Los trabajadores municipales nucleados en ATE Rosario expresan su profunda preocupación por la situación salarial y condiciones de trabajo que están atravesando. El último aumento que consiguieron sumó un acumulado del 83% de los primeros 9 meses del año, mientras que la inflación durante ese período fue del 103,2% al 30 de septiembre. Es decir, ya perdieron una quinta parte del salario.
El sueldo mínimo garantizado para las y los municipales al mes de octubre, es de $240.000. Creen que el mismo resulta insuficiente y empobrece a la familia municipal de cara a un proceso inflacionario sin freno.

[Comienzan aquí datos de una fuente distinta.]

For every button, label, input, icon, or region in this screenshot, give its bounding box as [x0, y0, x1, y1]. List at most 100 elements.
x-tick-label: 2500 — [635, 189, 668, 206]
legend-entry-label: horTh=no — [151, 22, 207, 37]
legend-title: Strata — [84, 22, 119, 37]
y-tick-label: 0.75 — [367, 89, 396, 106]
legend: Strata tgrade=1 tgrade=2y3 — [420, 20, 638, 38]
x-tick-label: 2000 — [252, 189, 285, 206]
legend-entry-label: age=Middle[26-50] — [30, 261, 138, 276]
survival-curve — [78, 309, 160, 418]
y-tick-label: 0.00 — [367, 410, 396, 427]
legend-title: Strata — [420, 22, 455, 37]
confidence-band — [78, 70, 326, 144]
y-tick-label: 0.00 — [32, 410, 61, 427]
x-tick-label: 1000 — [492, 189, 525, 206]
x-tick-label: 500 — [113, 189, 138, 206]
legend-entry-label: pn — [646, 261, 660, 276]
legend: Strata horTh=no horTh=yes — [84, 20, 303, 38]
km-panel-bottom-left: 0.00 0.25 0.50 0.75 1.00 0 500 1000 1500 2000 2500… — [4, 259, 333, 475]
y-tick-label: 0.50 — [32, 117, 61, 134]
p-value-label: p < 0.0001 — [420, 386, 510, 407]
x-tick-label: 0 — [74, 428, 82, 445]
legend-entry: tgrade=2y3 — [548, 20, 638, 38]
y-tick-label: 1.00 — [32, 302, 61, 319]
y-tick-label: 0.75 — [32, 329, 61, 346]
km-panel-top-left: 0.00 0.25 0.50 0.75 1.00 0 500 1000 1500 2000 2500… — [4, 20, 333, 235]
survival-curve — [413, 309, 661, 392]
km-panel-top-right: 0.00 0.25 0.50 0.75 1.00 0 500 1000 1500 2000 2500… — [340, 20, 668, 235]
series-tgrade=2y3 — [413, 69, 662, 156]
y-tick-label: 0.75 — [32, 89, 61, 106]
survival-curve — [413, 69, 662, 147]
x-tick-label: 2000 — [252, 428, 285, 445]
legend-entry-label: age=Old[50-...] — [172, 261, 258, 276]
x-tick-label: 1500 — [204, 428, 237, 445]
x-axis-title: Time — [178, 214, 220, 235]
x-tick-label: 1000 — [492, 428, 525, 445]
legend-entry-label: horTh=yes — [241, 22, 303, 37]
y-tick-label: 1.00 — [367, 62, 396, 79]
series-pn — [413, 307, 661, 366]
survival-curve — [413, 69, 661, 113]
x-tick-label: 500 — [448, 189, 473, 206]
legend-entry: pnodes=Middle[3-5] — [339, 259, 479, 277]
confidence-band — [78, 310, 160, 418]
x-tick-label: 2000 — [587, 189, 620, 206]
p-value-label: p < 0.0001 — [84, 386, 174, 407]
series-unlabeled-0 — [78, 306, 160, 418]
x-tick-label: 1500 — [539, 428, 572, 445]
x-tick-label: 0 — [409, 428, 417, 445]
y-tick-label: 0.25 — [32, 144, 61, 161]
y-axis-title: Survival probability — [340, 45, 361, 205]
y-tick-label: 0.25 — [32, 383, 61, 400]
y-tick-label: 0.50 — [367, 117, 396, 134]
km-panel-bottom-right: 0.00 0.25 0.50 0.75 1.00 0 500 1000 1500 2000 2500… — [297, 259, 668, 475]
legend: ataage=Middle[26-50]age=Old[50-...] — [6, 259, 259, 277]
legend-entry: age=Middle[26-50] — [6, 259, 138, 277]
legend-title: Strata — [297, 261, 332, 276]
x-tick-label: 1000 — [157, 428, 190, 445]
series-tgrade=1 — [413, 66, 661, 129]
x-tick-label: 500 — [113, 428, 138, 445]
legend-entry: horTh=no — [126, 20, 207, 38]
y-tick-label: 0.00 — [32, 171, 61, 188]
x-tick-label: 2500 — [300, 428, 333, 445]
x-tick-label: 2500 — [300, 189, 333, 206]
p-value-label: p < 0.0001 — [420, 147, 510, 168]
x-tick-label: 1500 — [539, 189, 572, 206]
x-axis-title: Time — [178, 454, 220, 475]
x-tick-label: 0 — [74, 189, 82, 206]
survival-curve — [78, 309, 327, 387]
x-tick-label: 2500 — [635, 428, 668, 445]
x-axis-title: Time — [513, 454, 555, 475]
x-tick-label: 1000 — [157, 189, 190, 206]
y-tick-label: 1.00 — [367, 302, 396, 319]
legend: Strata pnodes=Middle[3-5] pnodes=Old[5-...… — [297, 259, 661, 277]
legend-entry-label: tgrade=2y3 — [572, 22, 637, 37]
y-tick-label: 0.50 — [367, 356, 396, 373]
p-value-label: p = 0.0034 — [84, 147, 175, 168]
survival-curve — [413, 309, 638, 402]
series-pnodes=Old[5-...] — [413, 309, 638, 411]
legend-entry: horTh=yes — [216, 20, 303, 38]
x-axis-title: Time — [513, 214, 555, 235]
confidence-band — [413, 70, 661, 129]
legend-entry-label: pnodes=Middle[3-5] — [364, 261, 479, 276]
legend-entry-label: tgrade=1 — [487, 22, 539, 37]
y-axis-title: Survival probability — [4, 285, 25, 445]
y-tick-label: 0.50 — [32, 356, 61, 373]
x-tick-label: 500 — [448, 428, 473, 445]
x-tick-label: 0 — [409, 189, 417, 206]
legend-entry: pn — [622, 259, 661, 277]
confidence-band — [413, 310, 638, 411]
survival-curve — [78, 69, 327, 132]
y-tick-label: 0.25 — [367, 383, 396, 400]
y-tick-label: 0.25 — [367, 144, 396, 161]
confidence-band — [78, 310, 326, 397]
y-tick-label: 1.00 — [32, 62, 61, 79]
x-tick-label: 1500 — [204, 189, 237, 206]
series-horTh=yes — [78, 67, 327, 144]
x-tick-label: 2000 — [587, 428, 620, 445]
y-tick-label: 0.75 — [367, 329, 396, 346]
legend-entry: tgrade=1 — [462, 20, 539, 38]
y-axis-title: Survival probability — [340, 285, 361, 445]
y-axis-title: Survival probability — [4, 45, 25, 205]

Vale recordar que según el cálculo de la Junta Interna de ATE Indec, el salario mínimo en el mes pasado debió ubicarse en $494.000.
Si bien sería importante conseguir un incremento de un 15 % en septiembre (cobro sueldo de octubre) y un 15% en octubre (cobro sueldo de noviembre), como propone el STMR, consideran que el monto final es no sólo insuficiente sino desfasado.
Es preciso plantear que, sólo para no perder, necesitan los 20 puntos que ya se comió la inflación de septiembre y, sobre la base de esos veinte puntos arriba, debatir lo que sigue. Más considerando que el proceso electoral en Argentina imprime un alto nivel de inestabilidad y corridas inflacionarias en productos de consumo elemental. Por eso mismo, es preciso mantener abierta la mesa de negociación paritaria y su democratización.
Exigen actualización automática según la inflación y un bono de 60 mil para los municipales, la regularización del empleo precario en toda la municipalidad, actualización salarial urgente y pase a planta del personal contratado.